Wales (3.9%) and Yorkshire and the Humber (3.5%) both also registered stronger inflation rates than the national average.
Inflation rates across the south of England remained below the UK average, but London and the South East recorded their first annual price gains since late 2028, with inflation increases of 2.3% and 2.8%, respectively.
For Western England (1.2%) and the South West (1.7%), inflation rates were the strongest in over a year.
Despite recording the slowest annual increases in the UK, the South of England continued to show the highest property prices in the country.
London remains well ahead of all regions, with typical house prices moving towards £500,000 in Q1.
Despite strong price gains, Northern Ireland remains one of the cheapest places to purchase a house in the UK, with prices remaining below £150,000.
The recent uptick in house prices led to a related increase in the price-to-earnings ratio at the beginning of 2020, up to 6.19 from 6.10 at the end of 2019.

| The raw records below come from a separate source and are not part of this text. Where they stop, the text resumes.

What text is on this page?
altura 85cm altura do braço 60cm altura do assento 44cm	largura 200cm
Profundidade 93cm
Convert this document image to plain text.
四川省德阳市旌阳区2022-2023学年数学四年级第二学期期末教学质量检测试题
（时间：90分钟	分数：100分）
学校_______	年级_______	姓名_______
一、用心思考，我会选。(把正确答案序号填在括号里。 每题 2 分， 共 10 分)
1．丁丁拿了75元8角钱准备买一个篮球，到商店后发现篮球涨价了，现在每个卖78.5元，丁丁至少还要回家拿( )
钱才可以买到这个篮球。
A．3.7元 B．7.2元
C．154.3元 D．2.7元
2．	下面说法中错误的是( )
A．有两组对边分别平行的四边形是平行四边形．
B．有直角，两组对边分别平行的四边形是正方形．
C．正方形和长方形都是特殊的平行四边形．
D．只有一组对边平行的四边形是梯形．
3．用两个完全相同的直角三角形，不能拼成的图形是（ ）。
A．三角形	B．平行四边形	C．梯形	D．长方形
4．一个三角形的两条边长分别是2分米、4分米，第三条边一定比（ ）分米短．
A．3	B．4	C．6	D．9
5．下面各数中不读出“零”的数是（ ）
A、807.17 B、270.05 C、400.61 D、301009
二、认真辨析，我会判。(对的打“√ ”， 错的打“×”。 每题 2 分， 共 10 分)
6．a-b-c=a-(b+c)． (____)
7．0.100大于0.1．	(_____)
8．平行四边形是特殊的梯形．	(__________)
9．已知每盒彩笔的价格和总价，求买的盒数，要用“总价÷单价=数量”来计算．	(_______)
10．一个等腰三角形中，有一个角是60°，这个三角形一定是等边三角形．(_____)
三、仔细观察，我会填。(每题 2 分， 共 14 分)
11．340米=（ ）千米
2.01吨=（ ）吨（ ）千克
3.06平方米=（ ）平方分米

This ratio is currently tracking its highest level since Q3 of 2018, and remain the most acute in Greater London and the South East.
Paul Smith, economics director at IHS Markit, said: “Although the latest data provide an indication of an improving housing market following the strong uplift to activity afforded to buyers and vendors from the greater political certainty seen at the end of 2019, it’s hard not to look ahead to the coming months given the outlook is now dominated by the COVID-19 pandemic.
“With that in mind, the first quarter data feel backward looking.
“Whilst confirming the market was on a positive trajectory, as activity strengthened following a clarification over Brexit and the decisive general election result, the direction of travel is now characterised by considerable uncertainty.
“Amid reports of viewings being cancelled and movers encouraged to put transactions on hold, the market is currently in deep-freeze.
“More worryingly, the challenging macro-environment, with business closures, joblessness rising and cuts to incomes occurring, all points to a general downward pressure on prices in the near-term.
“The ultimate scale of the impact of the pandemic on the market will ultimately depend on the speed in which it can be brought under control.
“Encouragingly, however, actions by government and the Bank of England are likely to provide strong support to the economy – and in turn the housing market – when some form of normality resumes.”